PS: Elliott kept butchering SalMIRa’s name…as I am pretty notorious for bad pronunciation of people’s names whom I don’t already know, and some I do, I won’t criticize too harshly, except, if I were a mayor, I think I would ask for people to tell me how to pronounce any names I might have trouble with. I don’t know how Elliot is getting his hard “i” there, either. If her name were Salmire-a maybe…
Next appointment comes up, Milinazzo moves to approve, then speaks (talking about Robert Malavich’s bonafides) which I’ll skip. Then it’s Belanger and I left the Manager’s answer in, and then I had to leave Kennedy’s weird little exchange with Lynch in there…

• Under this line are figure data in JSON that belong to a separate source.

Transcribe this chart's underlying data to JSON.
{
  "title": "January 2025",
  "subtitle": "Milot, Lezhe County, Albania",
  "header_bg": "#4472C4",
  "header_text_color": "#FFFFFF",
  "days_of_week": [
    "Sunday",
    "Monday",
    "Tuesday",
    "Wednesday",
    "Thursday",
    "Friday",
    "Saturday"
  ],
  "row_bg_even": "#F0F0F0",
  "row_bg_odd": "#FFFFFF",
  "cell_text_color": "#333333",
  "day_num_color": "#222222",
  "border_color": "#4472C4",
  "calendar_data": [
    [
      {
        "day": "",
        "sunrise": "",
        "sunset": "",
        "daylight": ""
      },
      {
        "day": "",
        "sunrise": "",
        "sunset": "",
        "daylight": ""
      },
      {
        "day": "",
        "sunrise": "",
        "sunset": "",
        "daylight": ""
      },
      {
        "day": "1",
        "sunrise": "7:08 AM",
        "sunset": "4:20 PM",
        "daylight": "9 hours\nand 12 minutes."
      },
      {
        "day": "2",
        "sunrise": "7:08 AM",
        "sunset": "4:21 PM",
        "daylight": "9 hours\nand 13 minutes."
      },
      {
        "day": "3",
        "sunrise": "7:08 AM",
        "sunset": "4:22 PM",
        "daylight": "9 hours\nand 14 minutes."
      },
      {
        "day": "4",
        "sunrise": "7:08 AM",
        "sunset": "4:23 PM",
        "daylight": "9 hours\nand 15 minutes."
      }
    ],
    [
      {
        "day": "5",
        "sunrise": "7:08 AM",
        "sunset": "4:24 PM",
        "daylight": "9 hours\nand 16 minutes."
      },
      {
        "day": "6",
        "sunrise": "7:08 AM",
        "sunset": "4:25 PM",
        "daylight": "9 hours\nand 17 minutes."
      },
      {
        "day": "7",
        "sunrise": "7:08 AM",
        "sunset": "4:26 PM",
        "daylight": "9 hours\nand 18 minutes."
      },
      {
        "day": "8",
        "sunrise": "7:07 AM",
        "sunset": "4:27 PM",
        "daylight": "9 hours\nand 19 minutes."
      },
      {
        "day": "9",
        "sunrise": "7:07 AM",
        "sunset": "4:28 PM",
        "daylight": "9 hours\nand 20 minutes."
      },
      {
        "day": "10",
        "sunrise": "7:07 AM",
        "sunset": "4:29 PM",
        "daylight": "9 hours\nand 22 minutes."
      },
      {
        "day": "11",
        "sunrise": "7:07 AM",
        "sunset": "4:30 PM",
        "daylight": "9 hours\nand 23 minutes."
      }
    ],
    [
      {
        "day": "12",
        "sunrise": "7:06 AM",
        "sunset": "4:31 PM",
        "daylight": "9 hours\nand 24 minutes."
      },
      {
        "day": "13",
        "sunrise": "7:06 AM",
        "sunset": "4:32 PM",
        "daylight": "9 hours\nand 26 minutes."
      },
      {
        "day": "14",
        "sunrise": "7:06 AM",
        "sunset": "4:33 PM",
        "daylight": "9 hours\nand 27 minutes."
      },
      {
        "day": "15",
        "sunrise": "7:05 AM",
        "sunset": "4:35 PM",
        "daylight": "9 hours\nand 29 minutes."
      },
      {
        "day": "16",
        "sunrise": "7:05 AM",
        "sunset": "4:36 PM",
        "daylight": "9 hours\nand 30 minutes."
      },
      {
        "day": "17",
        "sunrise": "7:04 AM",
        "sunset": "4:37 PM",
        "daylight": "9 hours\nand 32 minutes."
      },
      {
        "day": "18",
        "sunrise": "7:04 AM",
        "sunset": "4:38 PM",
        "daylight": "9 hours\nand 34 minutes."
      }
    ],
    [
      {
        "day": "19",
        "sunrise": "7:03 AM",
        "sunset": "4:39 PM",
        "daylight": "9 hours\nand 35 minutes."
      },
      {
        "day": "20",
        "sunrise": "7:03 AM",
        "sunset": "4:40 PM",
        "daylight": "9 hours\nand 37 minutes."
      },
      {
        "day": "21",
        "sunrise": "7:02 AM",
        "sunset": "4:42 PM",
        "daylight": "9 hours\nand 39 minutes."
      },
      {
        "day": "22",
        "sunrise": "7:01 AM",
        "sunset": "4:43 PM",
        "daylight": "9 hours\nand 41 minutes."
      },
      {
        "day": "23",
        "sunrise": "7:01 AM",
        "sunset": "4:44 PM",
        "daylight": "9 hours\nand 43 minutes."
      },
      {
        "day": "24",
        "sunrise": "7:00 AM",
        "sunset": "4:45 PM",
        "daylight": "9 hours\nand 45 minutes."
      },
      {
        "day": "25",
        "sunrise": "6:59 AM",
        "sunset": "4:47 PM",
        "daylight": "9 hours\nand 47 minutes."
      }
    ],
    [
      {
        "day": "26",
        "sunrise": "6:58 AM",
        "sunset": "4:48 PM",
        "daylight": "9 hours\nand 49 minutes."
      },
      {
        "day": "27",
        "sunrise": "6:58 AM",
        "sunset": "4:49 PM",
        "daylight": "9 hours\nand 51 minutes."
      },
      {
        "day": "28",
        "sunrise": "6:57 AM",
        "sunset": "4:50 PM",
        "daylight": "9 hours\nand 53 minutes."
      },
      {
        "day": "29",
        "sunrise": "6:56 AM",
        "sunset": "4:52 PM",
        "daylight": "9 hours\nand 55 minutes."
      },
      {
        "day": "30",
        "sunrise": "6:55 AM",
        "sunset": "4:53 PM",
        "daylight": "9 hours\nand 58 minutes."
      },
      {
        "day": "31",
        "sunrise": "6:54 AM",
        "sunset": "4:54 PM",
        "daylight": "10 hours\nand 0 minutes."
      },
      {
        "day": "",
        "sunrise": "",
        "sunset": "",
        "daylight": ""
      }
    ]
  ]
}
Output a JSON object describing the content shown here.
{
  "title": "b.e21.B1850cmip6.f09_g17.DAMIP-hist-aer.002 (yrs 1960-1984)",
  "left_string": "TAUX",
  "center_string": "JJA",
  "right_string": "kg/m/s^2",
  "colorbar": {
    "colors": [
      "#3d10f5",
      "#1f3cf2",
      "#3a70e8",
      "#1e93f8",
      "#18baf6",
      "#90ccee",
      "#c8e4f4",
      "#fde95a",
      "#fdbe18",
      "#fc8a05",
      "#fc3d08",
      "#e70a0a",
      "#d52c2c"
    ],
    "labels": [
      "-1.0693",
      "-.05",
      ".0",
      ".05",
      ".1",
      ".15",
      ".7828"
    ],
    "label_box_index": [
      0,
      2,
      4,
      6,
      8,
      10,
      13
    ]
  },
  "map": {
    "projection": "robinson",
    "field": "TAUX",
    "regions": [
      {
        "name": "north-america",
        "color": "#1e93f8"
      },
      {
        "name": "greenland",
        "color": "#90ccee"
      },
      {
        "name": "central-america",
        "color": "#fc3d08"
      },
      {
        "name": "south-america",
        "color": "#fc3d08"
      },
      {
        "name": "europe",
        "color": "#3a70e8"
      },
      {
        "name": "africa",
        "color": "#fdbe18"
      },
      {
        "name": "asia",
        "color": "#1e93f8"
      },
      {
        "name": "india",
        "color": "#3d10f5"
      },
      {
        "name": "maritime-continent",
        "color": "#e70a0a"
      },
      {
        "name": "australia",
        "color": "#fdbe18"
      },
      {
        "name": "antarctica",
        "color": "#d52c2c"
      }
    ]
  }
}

Now for the meat! The entree, the babyback ribs of the matter, so to speak! Pay close attention!
Now, there’s also a huge question as to whether or not tabling was an appropriate motion for anyone to make. If you’re just looking to kill an item on an agenda, Robert’s Rules state you should look to a procedure that requires a 2/3 vote. Bold mine:
Robert’s Rules of Order states that the use of the motion to “table” to kill a motion is improper because a majority vote should not be sufficient to permanently cut off debate on a main motion. Robert’s recommends that a member seeking to avoid a direct vote on a main motion while immediately cutting off debate instead make a motion that requires a two-third vote: Either an objection to consideration of the question (which is in order only before debate has begun and requires a two-thirds vote to block further consideration of the main motion) or a motion to postpone indefinitely (in order at any time, majority vote required) followed by an immediate motion to call the previous question (end debate and proceed to a vote on the motion), for which a two-thirds vote is required.
But hey, we can’t even get the longest serving Councilor currently in office to stop making basic Open Meeting Law gaffes, so…
It keeps going after this, you know. This was not the end of the madness!! Next you’ll see the second fastest flipflop ever seen in modern politics. (The fastest flip flop was Rita voting yes on the Malavich and Paglia appointments after stating she was not interested in any appointments going through and was willing to scuttle the lot of them with an illegal motion.)
OK, so that’s that. This was an exhausting post, and it’s highly unlikely I’ll do this with such detail EVERY week. However, with great video editing tools at my disposal expect at least Best-Of-Blowup-Of-The-Week videos!
One last thing of note: does anyone really think that people will continue to step forward to volunteer for this sort of crap to get on a board or commission? Lynch is putting these people an awkward position? Right. Sure.